Fief de l’évêque de Langres, et de ce fait champenoise, la cité, Mussy-l’Évèque jusqu’à la Révolution, fut par exemple assiégée et prise par le Duc Philippe-le-Bon en personne, en 1433. Un tableau de facture flamande a immortalisé l’événement. Par ailleurs, depuis mon départ de Givet, je me joue des frontières, entre la France et la Belgique tout du long du diverticule nord-ardennais, entre les Ardennes, la Marne, la Meuse et le Haute-Marne, les régions Champagne-Ardennes, Lorraine et, dès mon départ de Mussy, Bourgogne. Cependant, aucune de ces frontières n’est barrière, elles participent à l’inverse aux échanges authentiques, ceux qui se font entre êtres ou entités différents.
Sans diversité, il n’est en effet pas d’échange, on ne dialogue avec soi-même qu’à la condition de postuler comme Rimbaud que « je est un autre ». Cela vaut des personnes comme des civilisations. Qu’eut été la Phénicie sans ses emprunts à l’Égypte et à la Mésopotamie ; Rome sans l’apport des Grecs, des Étrusques, des Carthaginois ; la Renaissance islamo-andalouse sans l’influence des textes grecs ; la Renaissance européenne sans celle qui l’a précédée en pays d’Islam et, en partie par son intermédiaire, l’Antiquité gréco-latine ; l’art moderne sans l’art africain, etc.
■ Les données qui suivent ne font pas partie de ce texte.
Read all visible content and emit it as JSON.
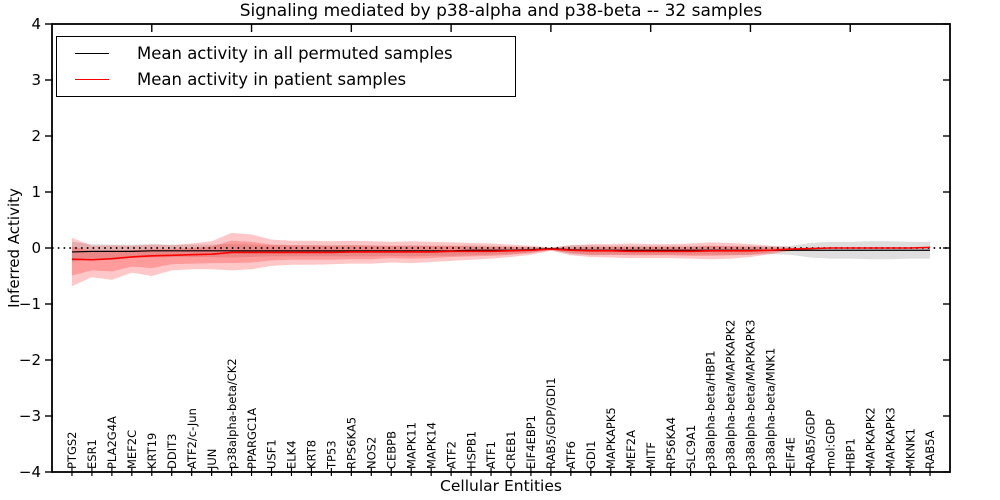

Il en va de même de la personne, à fois irréductible aux autres et qui ne peut s’édifier qu’à leur contact. Je compare souvent dans mes conférences l’humanité en chacun à la flamme qui jaillit lorsque, dans l’âtre, on rapproche deux buches incandescentes ; isolées, elles n’auraient que rougeoyé, maintenant, elles flamboient. Les conditions pour que le prodige s’accomplisse sont, à parts égales, la distinction et la communication. La frontière assure la première, sa porosité permet la seconde. En ce sens, il est deux dangers aux semblables conséquences à l’édification et à l’épanouissement des êtres et à leur épanouissement, l’isolement assuré par des frontières étanches et l’uniformité. Je rappellerai dans un prochain billet combien les confins de la Champagne et de la Bourgogne ont par exemple été féconds pour qu’advienne un beau moment de l’enrichissement culturel et spirituel de notre pays, entre Molesme (à neuf kilomètres de Mussy), Claivaux (près de Bar-sur-Aube) et Fontenay (près de Monbard).
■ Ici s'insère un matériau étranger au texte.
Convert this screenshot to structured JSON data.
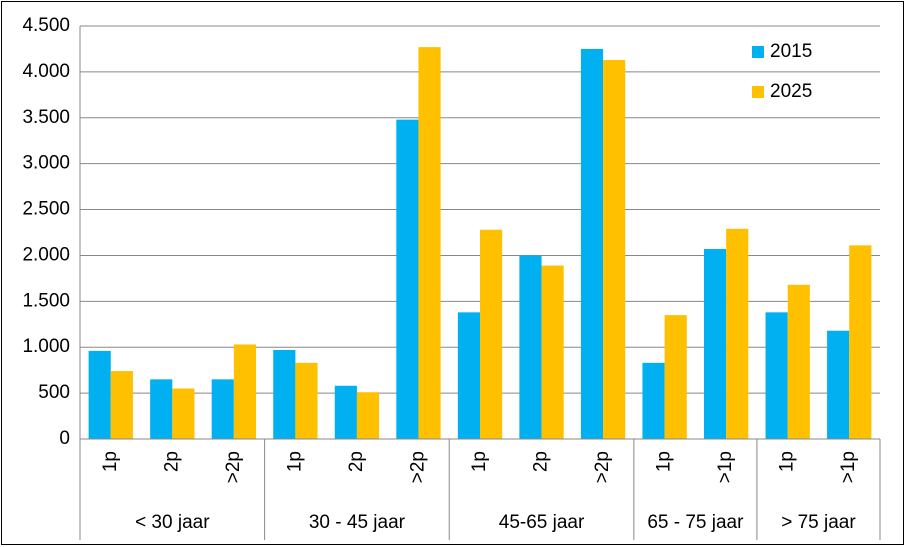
{
  "chart_data": {
    "type": "bar",
    "groups": [
      {
        "name": "< 30 jaar",
        "categories": [
          "1p",
          "2p",
          ">2p"
        ]
      },
      {
        "name": "30 - 45 jaar",
        "categories": [
          "1p",
          "2p",
          ">2p"
        ]
      },
      {
        "name": "45-65 jaar",
        "categories": [
          "1p",
          "2p",
          ">2p"
        ]
      },
      {
        "name": "65 - 75 jaar",
        "categories": [
          "1p",
          ">1p"
        ]
      },
      {
        "name": "> 75 jaar",
        "categories": [
          "1p",
          ">1p"
        ]
      }
    ],
    "series": [
      {
        "name": "2015",
        "color": "#00b0f0",
        "values": [
          960,
          650,
          650,
          970,
          580,
          3480,
          1380,
          2000,
          4250,
          830,
          2070,
          1380,
          1180
        ]
      },
      {
        "name": "2025",
        "color": "#ffc000",
        "values": [
          740,
          550,
          1030,
          830,
          510,
          4270,
          2280,
          1890,
          4130,
          1350,
          2290,
          1680,
          2110
        ]
      }
    ],
    "ylim": [
      0,
      4500
    ],
    "yticks": [
      0,
      500,
      {
        "value": 1000,
        "label": "1.000"
      },
      {
        "value": 1500,
        "label": "1.500"
      },
      {
        "value": 2000,
        "label": "2.000"
      },
      {
        "value": 2500,
        "label": "2.500"
      },
      {
        "value": 3000,
        "label": "3.000"
      },
      {
        "value": 3500,
        "label": "3.500"
      },
      {
        "value": 4000,
        "label": "4.000"
      },
      {
        "value": 4500,
        "label": "4.500"
      }
    ],
    "grid": true,
    "legend": "upper right"
  }
}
Axel Kahn, Mussy le vingt-deux mai 2013
Monsieur Kahn,
Y-a t’il eu des guerres entre la Champagne et la Bourgogne? Des invasions sans heurts?
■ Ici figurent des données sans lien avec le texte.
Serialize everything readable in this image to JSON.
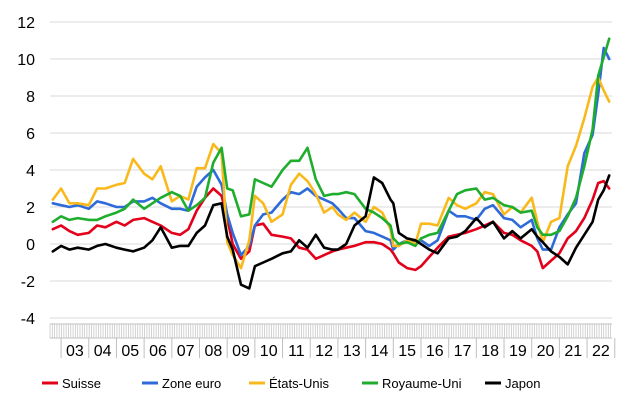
{
  "chart_data": {
    "type": "line",
    "title": "",
    "xlabel": "",
    "ylabel": "",
    "ylim": [
      -4,
      12
    ],
    "xlim": [
      2002.6,
      2022.9
    ],
    "yticks": [
      -4,
      -2,
      0,
      2,
      4,
      6,
      8,
      10,
      12
    ],
    "xtick_labels": [
      "03",
      "04",
      "05",
      "06",
      "07",
      "08",
      "09",
      "10",
      "11",
      "12",
      "13",
      "14",
      "15",
      "16",
      "17",
      "18",
      "19",
      "20",
      "21",
      "22"
    ],
    "grid": "horizontal",
    "legend_position": "bottom",
    "series": [
      {
        "name": "Suisse",
        "color": "#e3001b",
        "x": [
          2002.7,
          2003.0,
          2003.3,
          2003.6,
          2004.0,
          2004.3,
          2004.6,
          2005.0,
          2005.3,
          2005.6,
          2006.0,
          2006.3,
          2006.6,
          2007.0,
          2007.3,
          2007.6,
          2007.9,
          2008.2,
          2008.5,
          2008.8,
          2009.0,
          2009.2,
          2009.5,
          2009.8,
          2010.0,
          2010.3,
          2010.6,
          2011.0,
          2011.3,
          2011.6,
          2011.9,
          2012.2,
          2012.5,
          2012.8,
          2013.0,
          2013.3,
          2013.6,
          2014.0,
          2014.3,
          2014.6,
          2014.9,
          2015.0,
          2015.2,
          2015.5,
          2015.8,
          2016.0,
          2016.3,
          2016.6,
          2017.0,
          2017.3,
          2017.6,
          2018.0,
          2018.3,
          2018.6,
          2019.0,
          2019.3,
          2019.6,
          2020.0,
          2020.2,
          2020.4,
          2020.7,
          2021.0,
          2021.3,
          2021.6,
          2021.9,
          2022.2,
          2022.4,
          2022.6,
          2022.8
        ],
        "y": [
          0.8,
          1.0,
          0.7,
          0.5,
          0.6,
          1.0,
          0.9,
          1.2,
          1.0,
          1.3,
          1.4,
          1.2,
          1.0,
          0.6,
          0.5,
          0.8,
          1.8,
          2.5,
          3.0,
          2.6,
          1.4,
          0.0,
          -0.8,
          -0.4,
          1.0,
          1.1,
          0.5,
          0.4,
          0.3,
          -0.2,
          -0.3,
          -0.8,
          -0.6,
          -0.4,
          -0.3,
          -0.2,
          -0.1,
          0.1,
          0.1,
          0.0,
          -0.3,
          -0.5,
          -1.0,
          -1.3,
          -1.4,
          -1.2,
          -0.7,
          -0.2,
          0.4,
          0.5,
          0.6,
          0.8,
          1.0,
          1.2,
          0.6,
          0.5,
          0.2,
          -0.1,
          -0.4,
          -1.3,
          -0.9,
          -0.5,
          0.3,
          0.7,
          1.4,
          2.4,
          3.3,
          3.4,
          3.0
        ]
      },
      {
        "name": "Zone euro",
        "color": "#2e6bd9",
        "x": [
          2002.7,
          2003.0,
          2003.3,
          2003.6,
          2004.0,
          2004.3,
          2004.6,
          2005.0,
          2005.3,
          2005.6,
          2006.0,
          2006.3,
          2006.6,
          2007.0,
          2007.3,
          2007.6,
          2007.9,
          2008.2,
          2008.5,
          2008.8,
          2009.0,
          2009.2,
          2009.5,
          2009.8,
          2010.0,
          2010.3,
          2010.6,
          2011.0,
          2011.3,
          2011.6,
          2011.9,
          2012.2,
          2012.5,
          2012.8,
          2013.0,
          2013.3,
          2013.6,
          2014.0,
          2014.3,
          2014.6,
          2014.9,
          2015.0,
          2015.2,
          2015.5,
          2015.8,
          2016.0,
          2016.3,
          2016.6,
          2017.0,
          2017.3,
          2017.6,
          2018.0,
          2018.3,
          2018.6,
          2019.0,
          2019.3,
          2019.6,
          2020.0,
          2020.2,
          2020.4,
          2020.7,
          2021.0,
          2021.3,
          2021.6,
          2021.9,
          2022.2,
          2022.4,
          2022.6,
          2022.8
        ],
        "y": [
          2.2,
          2.1,
          2.0,
          2.1,
          1.9,
          2.3,
          2.2,
          2.0,
          2.0,
          2.3,
          2.3,
          2.5,
          2.2,
          1.9,
          1.9,
          1.8,
          3.1,
          3.6,
          4.0,
          3.2,
          1.6,
          0.6,
          -0.6,
          -0.1,
          1.0,
          1.6,
          1.7,
          2.4,
          2.8,
          2.7,
          3.0,
          2.6,
          2.4,
          2.2,
          1.9,
          1.4,
          1.4,
          0.7,
          0.6,
          0.4,
          0.2,
          -0.3,
          0.0,
          0.2,
          0.1,
          0.2,
          -0.1,
          0.2,
          1.8,
          1.5,
          1.5,
          1.3,
          1.9,
          2.1,
          1.4,
          1.3,
          0.9,
          1.3,
          0.3,
          -0.3,
          -0.3,
          0.9,
          1.6,
          2.2,
          4.9,
          5.9,
          8.1,
          10.6,
          10.0
        ]
      },
      {
        "name": "États-Unis",
        "color": "#f9b91c",
        "x": [
          2002.7,
          2003.0,
          2003.3,
          2003.6,
          2004.0,
          2004.3,
          2004.6,
          2005.0,
          2005.3,
          2005.6,
          2006.0,
          2006.3,
          2006.6,
          2007.0,
          2007.3,
          2007.6,
          2007.9,
          2008.2,
          2008.5,
          2008.8,
          2009.0,
          2009.2,
          2009.5,
          2009.8,
          2010.0,
          2010.3,
          2010.6,
          2011.0,
          2011.3,
          2011.6,
          2011.9,
          2012.2,
          2012.5,
          2012.8,
          2013.0,
          2013.3,
          2013.6,
          2014.0,
          2014.3,
          2014.6,
          2014.9,
          2015.0,
          2015.2,
          2015.5,
          2015.8,
          2016.0,
          2016.3,
          2016.6,
          2017.0,
          2017.3,
          2017.6,
          2018.0,
          2018.3,
          2018.6,
          2019.0,
          2019.3,
          2019.6,
          2020.0,
          2020.2,
          2020.4,
          2020.7,
          2021.0,
          2021.3,
          2021.6,
          2021.9,
          2022.2,
          2022.4,
          2022.6,
          2022.8
        ],
        "y": [
          2.4,
          3.0,
          2.2,
          2.2,
          2.1,
          3.0,
          3.0,
          3.2,
          3.3,
          4.6,
          3.8,
          3.5,
          4.2,
          2.3,
          2.6,
          2.4,
          4.1,
          4.1,
          5.4,
          4.9,
          0.1,
          -0.6,
          -1.3,
          0.2,
          2.6,
          2.2,
          1.2,
          1.6,
          3.2,
          3.8,
          3.4,
          2.7,
          1.7,
          2.0,
          1.6,
          1.3,
          1.7,
          1.2,
          2.0,
          1.7,
          0.8,
          -0.1,
          -0.1,
          0.2,
          0.0,
          1.1,
          1.1,
          1.0,
          2.5,
          2.1,
          1.9,
          2.2,
          2.8,
          2.7,
          1.6,
          2.0,
          1.7,
          2.5,
          1.2,
          0.1,
          1.2,
          1.4,
          4.2,
          5.3,
          6.8,
          8.5,
          9.0,
          8.3,
          7.7
        ]
      },
      {
        "name": "Royaume-Uni",
        "color": "#1fad2d",
        "x": [
          2002.7,
          2003.0,
          2003.3,
          2003.6,
          2004.0,
          2004.3,
          2004.6,
          2005.0,
          2005.3,
          2005.6,
          2006.0,
          2006.3,
          2006.6,
          2007.0,
          2007.3,
          2007.6,
          2007.9,
          2008.2,
          2008.5,
          2008.8,
          2009.0,
          2009.2,
          2009.5,
          2009.8,
          2010.0,
          2010.3,
          2010.6,
          2011.0,
          2011.3,
          2011.6,
          2011.9,
          2012.2,
          2012.5,
          2012.8,
          2013.0,
          2013.3,
          2013.6,
          2014.0,
          2014.3,
          2014.6,
          2014.9,
          2015.0,
          2015.2,
          2015.5,
          2015.8,
          2016.0,
          2016.3,
          2016.6,
          2017.0,
          2017.3,
          2017.6,
          2018.0,
          2018.3,
          2018.6,
          2019.0,
          2019.3,
          2019.6,
          2020.0,
          2020.2,
          2020.4,
          2020.7,
          2021.0,
          2021.3,
          2021.6,
          2021.9,
          2022.2,
          2022.4,
          2022.6,
          2022.8
        ],
        "y": [
          1.2,
          1.5,
          1.3,
          1.4,
          1.3,
          1.3,
          1.5,
          1.7,
          1.9,
          2.4,
          1.9,
          2.2,
          2.5,
          2.8,
          2.6,
          1.8,
          2.1,
          2.5,
          4.4,
          5.2,
          3.0,
          2.9,
          1.5,
          1.6,
          3.5,
          3.3,
          3.1,
          4.0,
          4.5,
          4.5,
          5.2,
          3.5,
          2.6,
          2.7,
          2.7,
          2.8,
          2.7,
          1.9,
          1.7,
          1.4,
          1.0,
          0.3,
          0.0,
          0.1,
          -0.1,
          0.3,
          0.5,
          0.6,
          1.8,
          2.7,
          2.9,
          3.0,
          2.4,
          2.5,
          2.1,
          2.0,
          1.7,
          1.8,
          0.9,
          0.5,
          0.5,
          0.7,
          1.5,
          2.5,
          4.2,
          6.2,
          9.1,
          10.1,
          11.1
        ]
      },
      {
        "name": "Japon",
        "color": "#000000",
        "x": [
          2002.7,
          2003.0,
          2003.3,
          2003.6,
          2004.0,
          2004.3,
          2004.6,
          2005.0,
          2005.3,
          2005.6,
          2006.0,
          2006.3,
          2006.6,
          2007.0,
          2007.3,
          2007.6,
          2007.9,
          2008.2,
          2008.5,
          2008.8,
          2009.0,
          2009.2,
          2009.5,
          2009.8,
          2010.0,
          2010.3,
          2010.6,
          2011.0,
          2011.3,
          2011.6,
          2011.9,
          2012.2,
          2012.5,
          2012.8,
          2013.0,
          2013.3,
          2013.6,
          2014.0,
          2014.3,
          2014.6,
          2014.9,
          2015.0,
          2015.2,
          2015.5,
          2015.8,
          2016.0,
          2016.3,
          2016.6,
          2017.0,
          2017.3,
          2017.6,
          2018.0,
          2018.3,
          2018.6,
          2019.0,
          2019.3,
          2019.6,
          2020.0,
          2020.2,
          2020.4,
          2020.7,
          2021.0,
          2021.3,
          2021.6,
          2021.9,
          2022.2,
          2022.4,
          2022.6,
          2022.8
        ],
        "y": [
          -0.4,
          -0.1,
          -0.3,
          -0.2,
          -0.3,
          -0.1,
          0.0,
          -0.2,
          -0.3,
          -0.4,
          -0.2,
          0.2,
          0.9,
          -0.2,
          -0.1,
          -0.1,
          0.6,
          1.0,
          2.1,
          2.2,
          0.4,
          -0.3,
          -2.2,
          -2.4,
          -1.2,
          -1.0,
          -0.8,
          -0.5,
          -0.4,
          0.2,
          -0.2,
          0.5,
          -0.2,
          -0.3,
          -0.3,
          0.0,
          1.0,
          1.5,
          3.6,
          3.3,
          2.4,
          2.2,
          0.6,
          0.3,
          0.2,
          0.0,
          -0.3,
          -0.5,
          0.3,
          0.4,
          0.7,
          1.4,
          0.9,
          1.2,
          0.3,
          0.7,
          0.3,
          0.8,
          0.4,
          0.1,
          -0.4,
          -0.7,
          -1.1,
          -0.2,
          0.5,
          1.2,
          2.4,
          2.9,
          3.7
        ]
      }
    ]
  }
}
Les Amérindiens se sont-ils bien mêlés aux européens et leur Nouvelle Frontière?
La communication va si vite et si globalement à notre époque que nous ne pouvons peut-êre plus transposer le passé pour voir le futur ? Rougeoyer, c’est déjà beaucoup tant il y a de nuances possibles.Ce n’est pas l’uniformité.